— Будьте здоровы, пано̀ве добро̀дии! — кучер воздел кнут над лошадиными спинами. — Н-но, пошли! Тяни, клячи!
Когда карета, то хлюпая грязью, то дробно грохоча по булыжнику, скрылась из глаз, фартовые собрались в кружок перекурить. Лютый обвёл всех внимательным взглядом — будто из револьвера в каждого прицелился. Выпустил дым через ноздри, напомнил:
— Все скумекали? Докторов не щипать, не трогать. Если в халэпу вляпались, как сейчас — вытаскивать.
— А шо так, Лютый?
— Ты, Сипарь, башкой убогий? Мозги вправить?
— Шо сразу убогий…
— Сколько они наших залатали, знаешь? Меня самого — три раза. Ты в колодец не плюй, Сипарь, там и утопнешь. Сам не схочешь тонуть, я утоплю.
Сегодня Лютый был на диво терпелив, хоть на хлеб мажь, вместо масла. Мог ведь и рожу Сипарю расквасить. А что? Запросто. Или чего похуже сотворить.
— Звиняй, Лютый, уразумел! Это я сдуру, не подумавши…
Лютый уже не слушал Сипаря. Взгляд его остановился на Филине, и страх от ствола, направленного в лоб, мигом вернулся к Косте. «Каков же тогда Лютый, — с содроганием подумал Костя, — когда лютует по-настоящему?!»
— Филин?
Костя поспешно кивнул:
— Ага, Филин. Он самый.
Поперхнулся дымом. Закашлялся.
— Гастролёра ищешь?
— Все гостиницы с Ёкарем оббѐгали!
— И как дела?
— Видел его сегодня, — выпалил Костя.
И обмер. Толкая карету, он решил никому не говорить, что видел Гастона. И вот, на̀ тебе! Лютому разве соврёшь?
— Видел? Где? Когда?!
Лютый шагнул ближе. Взгляд белый, неживой. Костя хотел отвернуться — не смог.
— Тута, на базаре. Только что.
— Охренел, Филин? Видел? И не прилип, следом не пошёл?
— Так звали же! — чуть не плача, взмолился Костя. — Сказали: Лютый зовёт! Чтобы мухой! Ну я и рванул мухой! Сюда, значит…
— Мухой? Соображения у мухи больше, чем у тебя!
В голове взорвалась шутиха.
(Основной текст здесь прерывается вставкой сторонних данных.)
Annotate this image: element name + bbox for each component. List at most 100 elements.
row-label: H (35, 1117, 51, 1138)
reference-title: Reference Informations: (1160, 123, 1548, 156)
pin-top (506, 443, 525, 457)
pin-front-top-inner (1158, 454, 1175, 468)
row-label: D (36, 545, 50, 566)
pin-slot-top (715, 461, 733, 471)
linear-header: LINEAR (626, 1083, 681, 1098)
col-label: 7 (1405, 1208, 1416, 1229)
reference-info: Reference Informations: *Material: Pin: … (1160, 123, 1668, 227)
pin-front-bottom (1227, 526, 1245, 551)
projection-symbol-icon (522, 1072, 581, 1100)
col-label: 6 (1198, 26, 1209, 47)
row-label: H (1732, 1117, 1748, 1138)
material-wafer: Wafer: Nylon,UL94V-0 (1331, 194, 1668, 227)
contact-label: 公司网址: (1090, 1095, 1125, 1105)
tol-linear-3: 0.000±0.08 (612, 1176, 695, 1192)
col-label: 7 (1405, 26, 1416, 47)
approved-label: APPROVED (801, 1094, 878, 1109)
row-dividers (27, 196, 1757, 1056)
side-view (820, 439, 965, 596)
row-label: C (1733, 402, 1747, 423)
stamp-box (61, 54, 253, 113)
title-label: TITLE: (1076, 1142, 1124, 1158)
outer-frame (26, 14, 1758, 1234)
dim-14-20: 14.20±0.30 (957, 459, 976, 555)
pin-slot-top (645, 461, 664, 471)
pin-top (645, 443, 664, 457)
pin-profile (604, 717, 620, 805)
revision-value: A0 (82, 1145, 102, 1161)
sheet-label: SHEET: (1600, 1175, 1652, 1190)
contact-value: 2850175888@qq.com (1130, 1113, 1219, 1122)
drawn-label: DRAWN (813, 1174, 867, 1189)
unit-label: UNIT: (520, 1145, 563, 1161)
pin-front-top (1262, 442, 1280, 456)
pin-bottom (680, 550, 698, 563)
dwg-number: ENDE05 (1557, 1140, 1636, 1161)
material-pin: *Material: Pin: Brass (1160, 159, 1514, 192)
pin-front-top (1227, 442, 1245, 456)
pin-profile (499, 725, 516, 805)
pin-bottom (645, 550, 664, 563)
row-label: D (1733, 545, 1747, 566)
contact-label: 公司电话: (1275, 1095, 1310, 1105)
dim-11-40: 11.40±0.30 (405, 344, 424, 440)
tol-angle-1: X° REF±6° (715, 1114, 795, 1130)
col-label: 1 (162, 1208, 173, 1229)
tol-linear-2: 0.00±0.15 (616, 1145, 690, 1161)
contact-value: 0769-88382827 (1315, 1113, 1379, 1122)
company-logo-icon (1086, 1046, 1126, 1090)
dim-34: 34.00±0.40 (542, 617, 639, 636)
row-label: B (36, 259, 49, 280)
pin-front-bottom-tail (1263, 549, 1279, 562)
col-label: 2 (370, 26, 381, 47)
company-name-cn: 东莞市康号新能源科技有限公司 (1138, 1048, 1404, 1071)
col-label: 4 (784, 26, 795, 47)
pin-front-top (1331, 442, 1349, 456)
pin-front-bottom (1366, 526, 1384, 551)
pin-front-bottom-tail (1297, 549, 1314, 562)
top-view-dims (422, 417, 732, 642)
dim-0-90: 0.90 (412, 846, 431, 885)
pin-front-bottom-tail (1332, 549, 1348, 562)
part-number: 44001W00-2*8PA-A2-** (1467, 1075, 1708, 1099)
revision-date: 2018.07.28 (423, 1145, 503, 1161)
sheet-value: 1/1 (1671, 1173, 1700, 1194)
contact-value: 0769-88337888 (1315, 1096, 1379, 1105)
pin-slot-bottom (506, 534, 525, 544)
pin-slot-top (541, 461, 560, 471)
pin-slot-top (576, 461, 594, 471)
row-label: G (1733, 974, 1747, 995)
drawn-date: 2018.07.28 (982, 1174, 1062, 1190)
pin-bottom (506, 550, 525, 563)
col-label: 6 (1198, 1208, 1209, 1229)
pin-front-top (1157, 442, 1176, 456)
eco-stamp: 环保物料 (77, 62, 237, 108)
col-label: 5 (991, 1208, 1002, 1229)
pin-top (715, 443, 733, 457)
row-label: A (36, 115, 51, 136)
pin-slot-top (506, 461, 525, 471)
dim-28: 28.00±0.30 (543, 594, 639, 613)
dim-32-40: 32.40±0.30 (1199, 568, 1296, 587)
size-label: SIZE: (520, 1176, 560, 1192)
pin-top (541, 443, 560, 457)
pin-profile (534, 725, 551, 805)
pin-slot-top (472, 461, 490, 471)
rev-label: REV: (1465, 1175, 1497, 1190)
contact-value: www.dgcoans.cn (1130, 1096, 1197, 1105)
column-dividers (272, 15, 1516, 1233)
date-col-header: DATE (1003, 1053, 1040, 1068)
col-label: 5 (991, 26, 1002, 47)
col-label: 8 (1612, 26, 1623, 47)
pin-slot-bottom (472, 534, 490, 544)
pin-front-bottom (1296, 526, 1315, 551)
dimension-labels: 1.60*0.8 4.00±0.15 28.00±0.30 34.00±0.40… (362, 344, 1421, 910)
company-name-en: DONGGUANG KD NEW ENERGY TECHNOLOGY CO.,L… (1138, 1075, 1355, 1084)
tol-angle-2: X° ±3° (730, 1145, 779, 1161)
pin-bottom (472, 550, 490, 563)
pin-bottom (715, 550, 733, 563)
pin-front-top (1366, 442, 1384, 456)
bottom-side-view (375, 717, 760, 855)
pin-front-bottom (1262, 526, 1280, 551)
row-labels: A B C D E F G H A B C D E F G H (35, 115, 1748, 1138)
Искры из глаз — на полнеба! Что-то ощутимо толкнулось в спину. «Земля, — догадался Костя. — Это земля, она внизу. А сверху — небо. А я лежу на земле рожей к небу, где медленно гаснут багровые круги». Скула наливалась давящей болью, будто Косте на лицо уронили горячую пудовую гирю. С каждой секундой гиря делалась всё тяжелее и горячее.
На фоне неба возникла медвежья фигура. Лютый хмуро глазел на Филина, как солдат на вошь.
— И рванул он мухой на дерьмо, — ни к кому конкретно не обращаясь, объявил Лютый. — Потому как честный жиган, а я звал. Прощаю. В следующий раз не прощу, не надейся.
Он высморкался, едва не попав в Костю.
— Дятел ты, а не Филин. Прощёлкал гастролёра? Теперь ищи, носом землю рой. Сипарь, Лом!
«Убьют, — понял Костя. — Зарежут, вот и всё прощение».
— Да, Лютый.
— Туточки!
— Глаз со шпаны не спускать! Вместе гастролёра искать будете. Найдёте — делайте, что знаете. Не найдёте за три дня — тащите эту шелупонь ко мне.
— Сделаем, Лютый.
— А шо я?! Чуть шо, сразу Ёкарь! Я ж его не видел, ё!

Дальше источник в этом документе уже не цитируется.